Mark was completely oblivious. "I don't know."
"Probably gonna make us do push-ups before every shift."
"Yeah…"
"Think he'll take Morganstern's recommendation and make you attending?"
"Yuh…"
Doug was growing amused, pissed, and bothered at the same time. Something would have to snap him out of it: "You know, I hear he's promoting Carter to Chief of Surgery."
Now Mark didn't offer up a courtesy reply. Just heavily-lidded eyes staring into the vast emptiness of a Chicago night.
"You getting any sleep at all?...Mark!"
"What?"
Finally, he seemed to have his friend's attention. "Nothing, you just didn't hear anything I was saying."
Mark knew it was true. The last minutes, hours, days, all seemed like blank time in his mind. He couldn't piece together what he was doing or why it mattered if he did. Doug could tell Mark needed more than just friendly advice, but it was all he had to give.
"Listen, you gotta let this OB case go. Could've happened to any one of us."
Now he knew he had Mark's attention because he sat down and stared right back at him. "If you killed a patient, you wouldn't be upset?"
"You didn't kill her Mark, you did everything you could to save her."
"Tell that to her husband…A year from now, that little boy'll be taking his first step, and his mother won't be there. His mother will never be there."

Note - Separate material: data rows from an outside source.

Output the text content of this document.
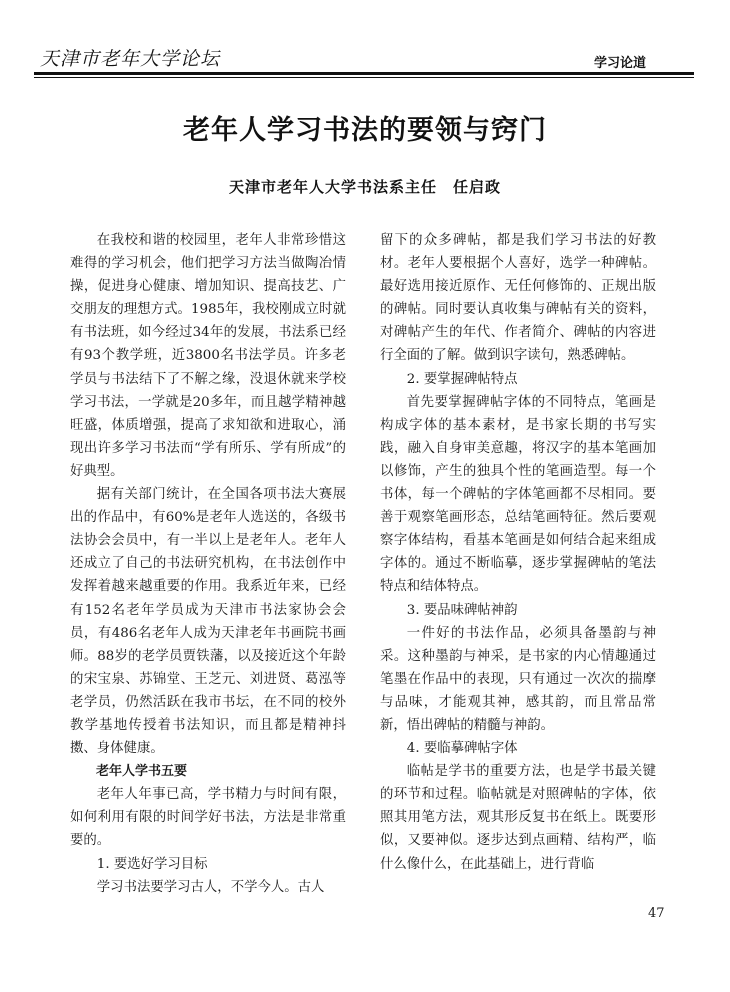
天津市老年大学论坛	学习论道
老年人学习书法的要领与窍门
天津市老年人大学书法系主任 任启政

在我校和谐的校园里，老年人非常珍惜这难得的学习机会，他们把学习方法当做陶冶情操，促进身心健康、增加知识、提高技艺、广交朋友的理想方式。1985年，我校刚成立时就有书法班，如今经过34年的发展，书法系已经有93个教学班，近3800名书法学员。许多老学员与书法结下了不解之缘，没退休就来学校学习书法，一学就是20多年，而且越学精神越旺盛，体质增强，提高了求知欲和进取心，涌现出许多学习书法而“学有所乐、学有所成”的好典型。

据有关部门统计，在全国各项书法大赛展出的作品中，有60%是老年人选送的，各级书法协会会员中，有一半以上是老年人。老年人还成立了自己的书法研究机构，在书法创作中发挥着越来越重要的作用。我系近年来，已经有152名老年学员成为天津市书法家协会会员，有486名老年人成为天津老年书画院书画师。88岁的老学员贾铁藩，以及接近这个年龄的宋宝泉、苏锦堂、王芝元、刘进贤、葛泓等老学员，仍然活跃在我市书坛，在不同的校外教学基地传授着书法知识，而且都是精神抖擞、身体健康。

老年人学书五要

老年人年事已高，学书精力与时间有限，如何利用有限的时间学好书法，方法是非常重要的。

1. 要选好学习目标

学习书法要学习古人，不学今人。古人

留下的众多碑帖，都是我们学习书法的好教材。老年人要根据个人喜好，选学一种碑帖。最好选用接近原作、无任何修饰的、正规出版的碑帖。同时要认真收集与碑帖有关的资料，对碑帖产生的年代、作者简介、碑帖的内容进行全面的了解。做到识字读句，熟悉碑帖。

2. 要掌握碑帖特点

首先要掌握碑帖字体的不同特点，笔画是构成字体的基本素材，是书家长期的书写实践，融入自身审美意趣，将汉字的基本笔画加以修饰，产生的独具个性的笔画造型。每一个书体，每一个碑帖的字体笔画都不尽相同。要善于观察笔画形态，总结笔画特征。然后要观察字体结构，看基本笔画是如何结合起来组成字体的。通过不断临摹，逐步掌握碑帖的笔法特点和结体特点。

3. 要品味碑帖神韵

一件好的书法作品，必须具备墨韵与神采。这种墨韵与神采，是书家的内心情趣通过笔墨在作品中的表现，只有通过一次次的揣摩与品味，才能观其神，感其韵，而且常品常新，悟出碑帖的精髓与神韵。

4. 要临摹碑帖字体

临帖是学书的重要方法，也是学书最关键的环节和过程。临帖就是对照碑帖的字体，依照其用笔方法，观其形反复书在纸上。既要形似，又要神似。逐步达到点画精、结构严，临什么像什么，在此基础上，进行背临

47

"It's not your fault Mark."
Now Mark was on a roll: "Everybody keeps saying that, you, Carol, Carter, Haleh, even Benton, Susan, who also came on to me, I don't know if I mentioned that, and why does it not…."

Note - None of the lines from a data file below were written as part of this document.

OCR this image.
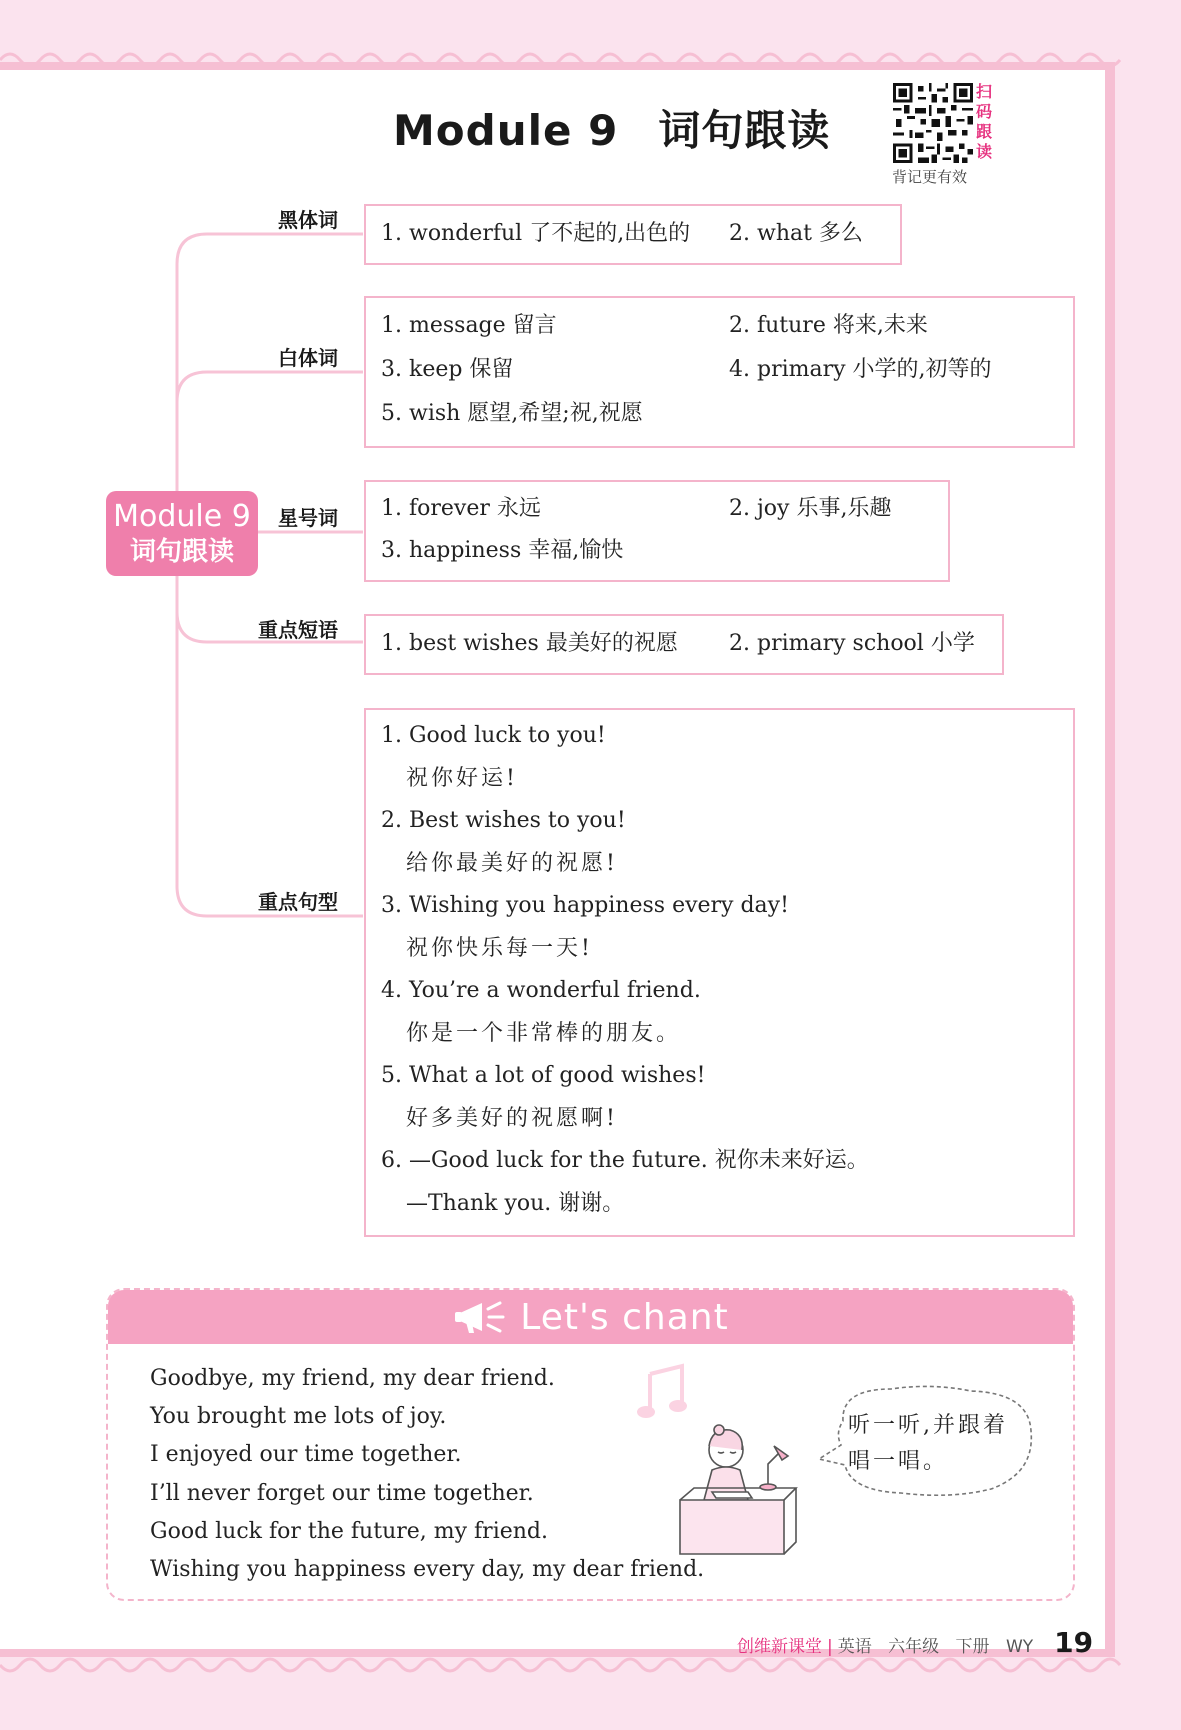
Module 9 词句跟读
扫
码
跟
读
背记更有效
Module 9
词句跟读
黑体词
白体词
星号词
重点短语
重点句型
1. wonderful 了不起的,出色的	2. what 多么
1. message 留言	2. future 将来,未来
3. keep 保留	4. primary 小学的,初等的
5. wish 愿望,希望;祝,祝愿
1. forever 永远	2. joy 乐事,乐趣
3. happiness 幸福,愉快
1. best wishes 最美好的祝愿	2. primary school 小学
1. Good luck to you!
祝你好运!
2. Best wishes to you!
给你最美好的祝愿!
3. Wishing you happiness every day!
祝你快乐每一天!
4. You’re a wonderful friend.
你是一个非常棒的朋友。
5. What a lot of good wishes!
好多美好的祝愿啊!
6. —Good luck for the future. 祝你未来好运。
—Thank you. 谢谢。
Let's chant
Goodbye, my friend, my dear friend.
You brought me lots of joy.
I enjoyed our time together.
I’ll never forget our time together.
Good luck for the future, my friend.
Wishing you happiness every day, my dear friend.
听一听,并跟着
唱一唱。
创维新课堂 | 英语 六年级 下册 WY 19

Mark kept rambling for a few minutes but Doug had lost the ability to hear. Did he say that Susan had come on to him? Clearly, this situation has become more complicated.

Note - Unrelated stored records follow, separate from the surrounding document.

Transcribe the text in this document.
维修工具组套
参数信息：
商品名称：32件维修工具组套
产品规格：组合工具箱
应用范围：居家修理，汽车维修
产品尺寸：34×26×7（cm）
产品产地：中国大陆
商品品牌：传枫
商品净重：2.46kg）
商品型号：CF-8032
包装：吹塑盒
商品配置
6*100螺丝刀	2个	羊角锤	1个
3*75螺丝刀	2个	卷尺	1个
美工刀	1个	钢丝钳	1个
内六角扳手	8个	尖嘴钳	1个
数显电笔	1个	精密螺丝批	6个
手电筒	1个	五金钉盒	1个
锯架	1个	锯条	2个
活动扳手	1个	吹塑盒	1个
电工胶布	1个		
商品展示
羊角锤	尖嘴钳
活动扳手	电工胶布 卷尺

"You have to go back Mark, cause I think I'm coming down with something. Could've sworn that you just said Susan came on to you."
Mark's eyes grew wide as baseballs. "Oh God, did I say that out loud?"
Now Doug couldn't keep a smile off his face. "Yes, yes you did. Now why did you say it?"
Mark began a very meager attempt at a retreat, "Uh, well, it might have happened, I'm not real sure."
"Well, that seems to me to be a pretty binary situation, either she did or she didn't."
"It was…I don't know, it was the morning after the O'Brien case, emotions were running high, things were said…"
Doug cut him off, "And then Susan came on to you."
"I'm married."
Doug scoffed and spoke without carefully choosing his words, "And a bang-up job you've been doing on that at the moment."
Mark's eyes sank even lower, and Doug knew he'd cut into what should have been off-limits. "…That was a low blow. I'm sorry."
Mark had a terrible urge to get out of the conversation. It was too much salt in an open wound. He could feel the train slowing down and abruptly announced, "My stop."
Doug of course could tell it wasn't Mark's stop and followed him to the doors. "Listen, why don't you come over to my place, we'll talk."
Mark was still hurt and confused, not just by Doug, and was not in the mood to talk to anybody. "Oh yeah? What for?"
The doors hissed their way open and Mark stepped out on the platform, cold and worn down and alone.
The doors pulled closed and Doug Ross was left watching out onto the platform, staring at his friend. The information was slowly piecing itself together in his head, but he still wasn't sure. Concentrate, he told himself.